A health outcome needs to consider a patient’s health status both before and after an intervention, such as a knee replacement or cataract surgery. It’s not just the waiting lists that matter; we also need to know how often a knee replacement has to be redone within a short period of time, or how frequently a cataract surgery fails to improve vision as much as anticipated.
Regularly measuring these kinds of health outcomes is fundamental to learning how well different parts of health care are performing, and whether we are receiving quality health care in the most cost-effective manner.
So how does this understanding of outcomes align with the federal government’s proposed “indicators” and data initiatives requirement? Short answer: we don’t know.

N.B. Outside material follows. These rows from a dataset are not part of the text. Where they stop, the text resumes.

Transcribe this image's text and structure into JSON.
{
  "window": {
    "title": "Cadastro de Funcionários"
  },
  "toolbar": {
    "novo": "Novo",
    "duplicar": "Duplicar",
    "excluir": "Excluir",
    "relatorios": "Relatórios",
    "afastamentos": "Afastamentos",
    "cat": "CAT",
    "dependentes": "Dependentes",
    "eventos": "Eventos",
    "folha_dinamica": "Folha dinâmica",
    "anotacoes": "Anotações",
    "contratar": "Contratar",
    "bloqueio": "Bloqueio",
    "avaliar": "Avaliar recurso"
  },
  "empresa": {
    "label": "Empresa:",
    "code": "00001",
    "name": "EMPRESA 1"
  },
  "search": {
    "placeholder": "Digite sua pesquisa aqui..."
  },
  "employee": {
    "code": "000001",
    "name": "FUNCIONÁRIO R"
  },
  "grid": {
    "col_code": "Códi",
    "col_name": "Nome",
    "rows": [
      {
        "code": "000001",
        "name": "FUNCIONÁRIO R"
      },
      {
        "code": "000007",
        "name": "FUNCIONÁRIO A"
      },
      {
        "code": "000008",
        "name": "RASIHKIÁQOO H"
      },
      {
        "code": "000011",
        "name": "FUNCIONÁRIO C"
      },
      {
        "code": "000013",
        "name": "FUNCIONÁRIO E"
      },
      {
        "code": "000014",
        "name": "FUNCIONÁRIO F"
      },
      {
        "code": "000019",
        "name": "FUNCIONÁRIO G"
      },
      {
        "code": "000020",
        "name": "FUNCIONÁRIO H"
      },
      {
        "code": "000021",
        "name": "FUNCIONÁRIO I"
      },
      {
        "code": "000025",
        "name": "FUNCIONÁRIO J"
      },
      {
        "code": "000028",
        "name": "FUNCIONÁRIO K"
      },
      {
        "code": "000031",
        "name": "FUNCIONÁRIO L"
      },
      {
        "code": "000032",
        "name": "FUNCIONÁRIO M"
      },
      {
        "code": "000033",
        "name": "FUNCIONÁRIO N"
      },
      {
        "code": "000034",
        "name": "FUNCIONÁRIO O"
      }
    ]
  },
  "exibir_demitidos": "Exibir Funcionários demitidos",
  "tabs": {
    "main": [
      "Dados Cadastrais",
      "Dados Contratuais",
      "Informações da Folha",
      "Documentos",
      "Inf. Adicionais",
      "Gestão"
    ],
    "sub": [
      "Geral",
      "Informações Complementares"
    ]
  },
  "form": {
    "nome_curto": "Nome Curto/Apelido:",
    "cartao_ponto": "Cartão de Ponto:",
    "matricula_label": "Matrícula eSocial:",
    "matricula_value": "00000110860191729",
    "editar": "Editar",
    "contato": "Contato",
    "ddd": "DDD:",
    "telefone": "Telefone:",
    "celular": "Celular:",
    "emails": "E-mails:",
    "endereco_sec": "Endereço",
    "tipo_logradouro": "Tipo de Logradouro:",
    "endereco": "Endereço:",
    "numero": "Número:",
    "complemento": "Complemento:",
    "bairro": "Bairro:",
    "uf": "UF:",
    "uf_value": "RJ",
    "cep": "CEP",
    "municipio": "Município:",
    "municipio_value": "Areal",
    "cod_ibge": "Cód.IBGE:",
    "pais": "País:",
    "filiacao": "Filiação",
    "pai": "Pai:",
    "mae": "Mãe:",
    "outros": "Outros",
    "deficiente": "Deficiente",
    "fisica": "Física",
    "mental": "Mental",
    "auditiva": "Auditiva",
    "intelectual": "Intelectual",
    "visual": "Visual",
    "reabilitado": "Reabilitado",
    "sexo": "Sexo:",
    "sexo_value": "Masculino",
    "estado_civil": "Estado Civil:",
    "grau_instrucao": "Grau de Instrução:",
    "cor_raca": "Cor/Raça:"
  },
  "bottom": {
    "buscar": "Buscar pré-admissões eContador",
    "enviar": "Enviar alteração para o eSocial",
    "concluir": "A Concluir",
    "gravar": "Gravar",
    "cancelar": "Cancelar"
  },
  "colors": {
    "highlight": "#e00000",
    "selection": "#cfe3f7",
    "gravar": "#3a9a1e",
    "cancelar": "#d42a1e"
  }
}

Provinces and territories have control over what health care data are routinely collected. For example, if we really want to know about health outcomes related to primary care, we first need to understand the various ways primary care is currently delivered – whether by solo fee-for-service doctors, or by teams, which include nurse practitioners as well as physicians who are remunerated by capitation, or some other model.
There is enough variety in primary care delivery across Canada that it should be possible to learn what works best by careful and probing comparisons across and within jurisdictions.
We then need to follow samples of individuals over time, to track which mode of primary care organization has patients with fewer illnesses, fewer hospitalizations and longer lives.
It is only with these kinds of longitudinal, person-level data that we’ll be able to produce evidence on which we can base valid indicators of health outcomes and connect them to jurisdictions’ current and evolving ways of providing primary care to their residents.
Will the provinces collaborate, agree on standardized definitions and, with federal financial support, make the investments needed so these critical data become available?
The federal government’s wording on this is ambiguous: “To access their share of the federal funding, including the guaranteed 5 per cent growth top-up payments to the CHT, for the next five years, provincial and territorial governments are asked to commit to improve how health information is collected, shared, used and reported to Canadians to promote greater transparency on results.”
Is this general statement merely cajoling, or is the federal government actually waving a serious fiscal stick? That will ultimately dictate the data outcome because past decades of federal initiatives have repeatedly shown that if Ottawa fails to wield meaningful fiscal penalties, the momentum on serious health care reform is bound to face disappointment.
Michael Wolfson is a former assistant chief statistician at Statistics Canada and an adjunct professor in the faculties of medicine and law at the University of Ottawa. David Castle is professor of public administration at the University of Victoria. They both served on the Expert Advisory Group of the Pan-Canadian Health Data Strategy convened by the Public Health Agency of Canada.